18 luglio 2011 0 Di redazione

Luigi del Bello, 81 anni di Frisa, condannato per uxoricidio a 20 anni di carcere, si è tolto la vita questa mattina gettandosi dalla finestra al primo piano della casa di cura dove stava scontando la pena. Appena tre giorni fa, venerdì mattina, la sentenza era stata emessa dal tribunale di Lanciano al termine del processo con rito abbreviato che sconta di un terzo della pena. L’uomo è stato condannato per l’uccisione della moglie Emilia Tortella, 74enne uccisa la notte del 21 luglio dello scorso anno con 10 coltellate. Il rilievi del Ris di Roma e del reparto operativo dei carabinieri di Chieti, hanno stabilito che i fendenti erano stati inflitti dal marito.
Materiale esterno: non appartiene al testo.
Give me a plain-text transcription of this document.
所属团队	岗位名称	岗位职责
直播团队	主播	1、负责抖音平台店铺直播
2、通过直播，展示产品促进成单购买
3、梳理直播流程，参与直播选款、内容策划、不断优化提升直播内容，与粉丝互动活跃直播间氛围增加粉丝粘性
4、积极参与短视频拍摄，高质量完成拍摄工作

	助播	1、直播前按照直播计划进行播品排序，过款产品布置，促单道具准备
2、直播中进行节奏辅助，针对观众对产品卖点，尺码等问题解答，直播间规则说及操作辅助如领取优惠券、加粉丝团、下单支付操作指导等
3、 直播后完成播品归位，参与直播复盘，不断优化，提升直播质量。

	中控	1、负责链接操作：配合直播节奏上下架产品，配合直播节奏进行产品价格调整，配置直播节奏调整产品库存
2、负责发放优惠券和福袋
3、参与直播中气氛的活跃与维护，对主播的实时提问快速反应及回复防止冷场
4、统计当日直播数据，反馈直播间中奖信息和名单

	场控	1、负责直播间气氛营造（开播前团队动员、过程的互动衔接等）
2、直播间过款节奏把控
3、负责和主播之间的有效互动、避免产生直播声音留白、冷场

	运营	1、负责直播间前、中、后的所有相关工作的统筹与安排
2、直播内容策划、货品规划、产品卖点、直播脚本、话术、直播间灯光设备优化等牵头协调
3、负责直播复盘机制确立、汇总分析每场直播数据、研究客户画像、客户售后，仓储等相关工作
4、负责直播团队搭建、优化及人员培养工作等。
Decisivi, ai fini processuali, la perizia psichiatrica con cui si è stabilito che l’uomo, nonostante l’età, fosse capace di intendere e di volere. Ebbene, questa mattina ha voluto porre fine alla sua esistenza gettandosi dalla finestra, forse schiacciato dai rimorsi, non certo dalla condanna; lui, infatti, in carcere, per via dell’età, non avrebbe trascorso neanche un giorno.